The deepest Hubble Space Telescope observations have thus only covered small volumes of space and have found very irregular, clumpy galaxies at these early epochs.
"It is not surprising that in these small volumes some of the small galaxies do not have regular morphologies like large disk galaxies," Matteo added.
Similarly, numerical simulations have been limited in size so they have only made predictions for the smaller, clumpier galaxies at these early times.
Di Matteo and fellow physics professor Rupert Croft have long been at the forefront of simulation cosmology, completing some of the largest simulations ever created.

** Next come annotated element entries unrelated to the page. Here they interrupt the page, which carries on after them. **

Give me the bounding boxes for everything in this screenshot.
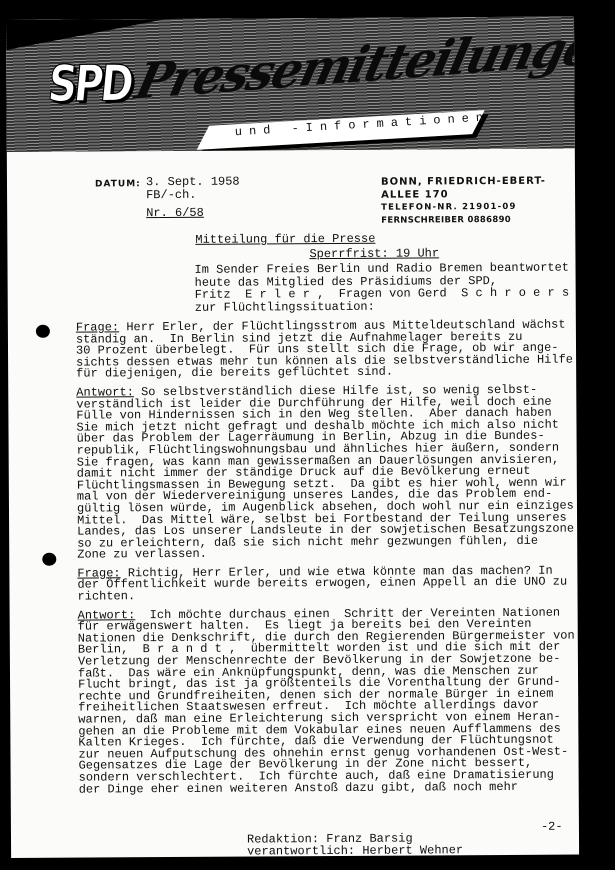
intro-text: Im Sender Freies Berlin und Radio Bremen… xyxy=(194,262,569,314)
paragraph-question-1: Frage: Herr Erler, der Flüchtlingsstrom … xyxy=(76,320,576,381)
paragraph-text: Ich möchte durchaus einen Schritt der Ve… xyxy=(78,605,575,796)
reference: FB/-ch. xyxy=(146,189,240,203)
paragraph-question-2: Frage: Richtig, Herr Erler, und wie etwa… xyxy=(77,565,577,603)
paragraph-answer-1: Antwort: So selbstverständlich diese Hil… xyxy=(76,384,577,561)
interview-body: Frage: Herr Erler, der Flüchtlingsstrom … xyxy=(76,320,579,803)
page-marker: -2- xyxy=(541,820,563,834)
spd-logo: SPD xyxy=(48,61,130,108)
address-fernschreiber: FERNSCHREIBER 0886890 xyxy=(381,214,575,228)
masthead: SPD Pressemitteilungen und -Informatione… xyxy=(6,17,575,152)
address-city: BONN, FRIEDRICH-EBERT-ALLEE 170 xyxy=(381,175,575,202)
logo-text: SPD xyxy=(45,55,133,113)
address-telefon: TELEFON-NR. 21901-09 xyxy=(381,201,575,215)
paragraph-text: So selbstverständlich diese Hilfe ist, s… xyxy=(76,383,574,562)
document-meta: 3. Sept. 1958 FB/-ch. Nr. 6/58 xyxy=(146,176,240,221)
punch-hole xyxy=(42,553,56,566)
issue-number: Nr. 6/58 xyxy=(146,207,204,220)
heading-sperrfrist: Sperrfrist: 19 Uhr xyxy=(309,246,439,261)
paragraph-text: Herr Erler, der Flüchtlingsstrom aus Mit… xyxy=(76,318,573,381)
footer-credits: Redaktion: Franz Barsig verantwortlich: … xyxy=(247,832,463,857)
press-release-page: SPD Pressemitteilungen und -Informatione… xyxy=(6,17,579,858)
paragraph-text: Richtig, Herr Erler, und wie etwa könnte… xyxy=(77,564,567,604)
address-block: BONN, FRIEDRICH-EBERT-ALLEE 170 TELEFON-… xyxy=(381,175,575,228)
heading-mitteilung: Mitteilung für die Presse xyxy=(195,232,375,247)
masthead-title: Pressemitteilungen xyxy=(130,17,575,111)
datum-label: DATUM: xyxy=(95,179,141,189)
paragraph-answer-2: Antwort: Ich möchte durchaus einen Schri… xyxy=(78,607,579,796)
punch-hole xyxy=(36,325,50,338)
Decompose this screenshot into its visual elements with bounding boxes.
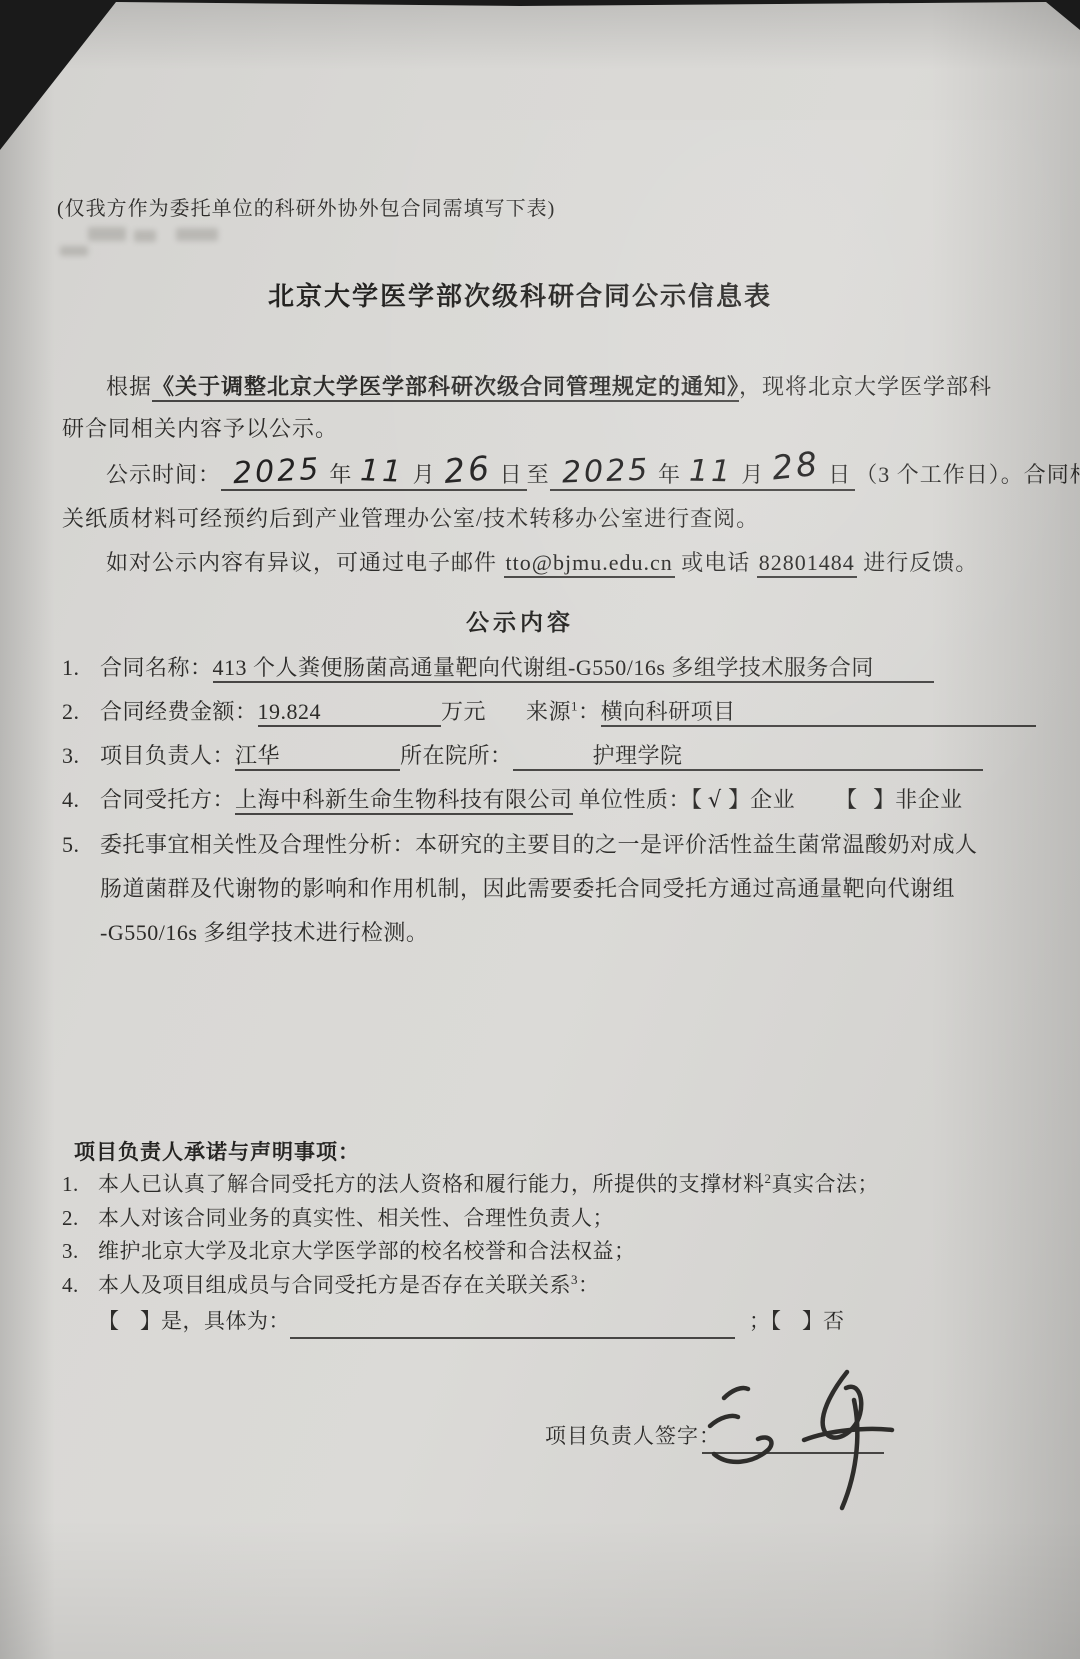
item-body: 合同名称：413 个人粪便肠菌高通量靶向代谢组-G550/16s 多组学技术服务…: [100, 646, 1048, 690]
day-unit: 日: [500, 462, 523, 487]
month-unit: 月: [741, 462, 764, 487]
item-number: 4.: [48, 1269, 98, 1303]
intro-line-2: 研合同相关内容予以公示。: [62, 408, 1022, 450]
leader-value-underline: 江华: [235, 743, 400, 771]
leader-value: 江华: [235, 743, 280, 768]
period-line-1: 公示时间：2025年11月26日至2025年11月28日（3 个工作日）。合同相: [62, 448, 1022, 498]
contract-name-label: 合同名称：: [100, 655, 213, 680]
handwritten-start-year: 2025: [224, 446, 331, 497]
details-blank-underline: [290, 1313, 735, 1339]
year-unit: 年: [329, 462, 352, 487]
signature-handwriting: [684, 1356, 914, 1526]
source-label: 来源1：: [526, 699, 601, 724]
contractor-value: 上海中科新生命生物科技有限公司: [235, 787, 573, 815]
paper-sheet: (仅我方作为委托单位的科研外协外包合同需填写下表) 北京大学医学部次级科研合同公…: [0, 0, 1080, 1659]
text-post: ：: [578, 1273, 600, 1297]
analysis-line-3: -G550/16s 多组学技术进行检测。: [100, 911, 1048, 955]
signature-stroke: [724, 1388, 748, 1398]
item-body: 项目负责人：江华所在院所：护理学院: [100, 734, 1048, 778]
item-number: 3.: [48, 734, 100, 778]
leader-label: 项目负责人：: [100, 743, 235, 768]
analysis-line-2: 肠道菌群及代谢物的影响和作用机制，因此需要委托合同受托方通过高通量靶向代谢组: [100, 867, 1048, 911]
source-colon: ：: [578, 699, 601, 724]
item-body: 委托事宜相关性及合理性分析：本研究的主要目的之一是评价活性益生菌常温酸奶对成人 …: [100, 823, 1048, 955]
checkbox-no: 【 】: [771, 1309, 824, 1333]
signature-stroke: [710, 1416, 738, 1426]
source-value-underline: 横向科研项目: [601, 699, 1036, 727]
institute-value: 护理学院: [593, 743, 683, 768]
intro-after: ，现将北京大学医学部科: [739, 374, 992, 399]
option-enterprise: 企业: [750, 787, 795, 812]
analysis-text-1: 本研究的主要目的之一是评价活性益生菌常温酸奶对成人: [415, 832, 978, 857]
phone-text: 82801484: [757, 550, 857, 578]
day-unit: 日: [828, 462, 851, 487]
intro-prefix: 根据: [106, 374, 152, 399]
handwritten-end-day: 28: [762, 440, 830, 492]
bracket-close: 】: [873, 787, 895, 812]
item-number: 1.: [48, 1168, 98, 1202]
footnote-sup: 3: [571, 1272, 578, 1287]
relation-option-row: 【 】是，具体为：；【 】否: [98, 1305, 1048, 1339]
period-after: （3 个工作日）。合同相: [855, 462, 1080, 487]
item-number: 3.: [48, 1235, 98, 1269]
feedback-line: 如对公示内容有异议，可通过电子邮件 tto@bjmu.edu.cn 或电话 82…: [62, 542, 1066, 584]
contractor-label: 合同受托方：: [100, 787, 235, 812]
item-number: 4.: [48, 778, 100, 823]
content-heading: 公示内容: [0, 604, 1040, 637]
year-unit: 年: [658, 462, 681, 487]
contract-name-value: 413 个人粪便肠菌高通量靶向代谢组-G550/16s 多组学技术服务合同: [213, 655, 934, 683]
publicity-period: 公示时间：2025年11月26日至2025年11月28日（3 个工作日）。合同相…: [62, 448, 1022, 540]
text-post: 真实合法；: [772, 1172, 880, 1196]
item-number: 2.: [48, 690, 100, 734]
handwritten-end-month: 11: [681, 448, 742, 495]
handwritten-end-year: 2025: [553, 447, 659, 497]
intro-paragraph: 根据《关于调整北京大学医学部科研次级合同管理规定的通知》，现将北京大学医学部科 …: [62, 366, 1022, 450]
email-text: tto@bjmu.edu.cn: [504, 550, 675, 578]
photo-shadow-bottom: [0, 1519, 1080, 1659]
checkbox-non-enterprise: 【】: [835, 787, 895, 812]
declaration-text: 本人已认真了解合同受托方的法人资格和履行能力，所提供的支撑材料2真实合法；: [98, 1168, 879, 1202]
text-pre: 本人已认真了解合同受托方的法人资格和履行能力，所提供的支撑材料: [98, 1172, 765, 1196]
handwritten-start-month: 11: [352, 448, 414, 496]
option-non-enterprise: 非企业: [895, 787, 963, 812]
month-unit: 月: [413, 462, 436, 487]
footnote-sup: 2: [765, 1171, 772, 1186]
top-note: (仅我方作为委托单位的科研外协外包合同需填写下表): [57, 192, 555, 221]
item-body: 合同受托方：上海中科新生命生物科技有限公司 单位性质：【√】企业【】非企业: [100, 778, 1048, 823]
signature-stroke: [842, 1400, 857, 1508]
handwritten-start-day: 26: [434, 444, 502, 495]
signature-stroke: [714, 1437, 771, 1461]
source-label-text: 来源: [526, 699, 571, 724]
item-body: 合同经费金额：19.824万元来源1：横向科研项目: [100, 690, 1048, 734]
notice-title: 《关于调整北京大学医学部科研次级合同管理规定的通知》: [152, 374, 739, 402]
amount-value-underline: 19.824: [258, 699, 442, 727]
intro-line-1: 根据《关于调整北京大学医学部科研次级合同管理规定的通知》，现将北京大学医学部科: [62, 366, 1022, 408]
item-number: 5.: [48, 823, 100, 955]
photo-shadow-left: [0, 0, 55, 1659]
declaration-item: 2. 本人对该合同业务的真实性、相关性、合理性负责人；: [48, 1202, 1048, 1236]
option-yes-label: 是，具体为：: [161, 1309, 290, 1333]
analysis-label: 委托事宜相关性及合理性分析：: [100, 832, 415, 857]
ink-bleed-mark: [88, 227, 126, 241]
amount-unit: 万元: [441, 699, 486, 724]
bracket-close: 】: [728, 787, 750, 812]
declaration-item: 4. 本人及项目组成员与合同受托方是否存在关联关系3：: [48, 1269, 1048, 1303]
feedback-suffix: 进行反馈。: [857, 550, 979, 575]
end-date-underline: 2025年11月28日: [550, 462, 856, 491]
analysis-line-1: 委托事宜相关性及合理性分析：本研究的主要目的之一是评价活性益生菌常温酸奶对成人: [100, 823, 1048, 867]
declaration-text: 本人及项目组成员与合同受托方是否存在关联关系3：: [98, 1269, 600, 1303]
institute-label: 所在院所：: [400, 743, 513, 768]
ink-bleed-mark: [134, 230, 156, 242]
period-line-2: 关纸质材料可经预约后到产业管理办公室/技术转移办公室进行查阅。: [62, 498, 1022, 540]
institute-value-underline: 护理学院: [513, 743, 983, 771]
page-title: 北京大学医学部次级科研合同公示信息表: [0, 276, 1040, 313]
option-no-label: 否: [823, 1309, 845, 1333]
text-pre: 本人及项目组成员与合同受托方是否存在关联关系: [98, 1273, 571, 1297]
entity-type-label: 单位性质：: [579, 787, 692, 812]
declaration-text: 维护北京大学及北京大学医学部的校名校誉和合法权益；: [98, 1235, 636, 1269]
declaration-text: 本人对该合同业务的真实性、相关性、合理性负责人；: [98, 1202, 614, 1236]
period-to: 至: [527, 462, 550, 487]
declaration-list: 1. 本人已认真了解合同受托方的法人资格和履行能力，所提供的支撑材料2真实合法；…: [48, 1168, 1048, 1339]
feedback-prefix: 如对公示内容有异议，可通过电子邮件: [106, 550, 504, 575]
footnote-sup: 1: [571, 699, 578, 714]
declaration-heading: 项目负责人承诺与声明事项：: [74, 1136, 360, 1166]
contract-items: 1. 合同名称：413 个人粪便肠菌高通量靶向代谢组-G550/16s 多组学技…: [48, 646, 1048, 955]
bracket-open: 【: [835, 787, 857, 812]
item-analysis: 5. 委托事宜相关性及合理性分析：本研究的主要目的之一是评价活性益生菌常温酸奶对…: [48, 823, 1048, 955]
source-value: 横向科研项目: [601, 699, 736, 724]
item-project-leader: 3. 项目负责人：江华所在院所：护理学院: [48, 734, 1048, 778]
ink-bleed-mark: [176, 228, 218, 241]
amount-label: 合同经费金额：: [100, 699, 258, 724]
item-number: 1.: [48, 646, 100, 690]
checkbox-enterprise: 【√】: [691, 787, 750, 812]
item-contract-name: 1. 合同名称：413 个人粪便肠菌高通量靶向代谢组-G550/16s 多组学技…: [48, 646, 1048, 690]
period-label: 公示时间：: [106, 462, 221, 487]
amount-value: 19.824: [258, 699, 322, 724]
start-date-underline: 2025年11月26日: [221, 462, 527, 491]
ink-bleed-mark: [60, 246, 88, 256]
separator: ；: [735, 1309, 771, 1333]
declaration-item: 3. 维护北京大学及北京大学医学部的校名校誉和合法权益；: [48, 1235, 1048, 1269]
checkbox-yes: 【 】: [98, 1309, 161, 1333]
photo-of-document: { "document": { "top_note": "(仅我方作为委托单位的…: [0, 0, 1080, 1659]
item-number: 2.: [48, 1202, 98, 1236]
item-contractor: 4. 合同受托方：上海中科新生命生物科技有限公司 单位性质：【√】企业【】非企业: [48, 778, 1048, 823]
declaration-item: 1. 本人已认真了解合同受托方的法人资格和履行能力，所提供的支撑材料2真实合法；: [48, 1168, 1048, 1202]
handwritten-check-mark: √: [701, 778, 730, 824]
item-contract-amount: 2. 合同经费金额：19.824万元来源1：横向科研项目: [48, 690, 1048, 734]
feedback-middle: 或电话: [675, 550, 757, 575]
photo-shadow-top: [0, 0, 1080, 70]
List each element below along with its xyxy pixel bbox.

Their current simulation, called BlueTides, is 100 times larger than previous simulations.
They were surprised to find a number of disk galaxies in the universe at 500 million years post-Big Bang.
Since disk galaxies are so large and complex, most researchers assumed that they would take a very long time to form and would be rare, if they existed at all, in the early universe.
"Our simulation showed that the early universe might be far from being just this. It might contain beautiful symmetrical galaxies, like the Milky Way," Croft noted.
Their findings, forthcoming in The Astrophysical Journal Letters, will help guide researchers using next-generation telescopes as they search the sky for evidence of the first galaxies.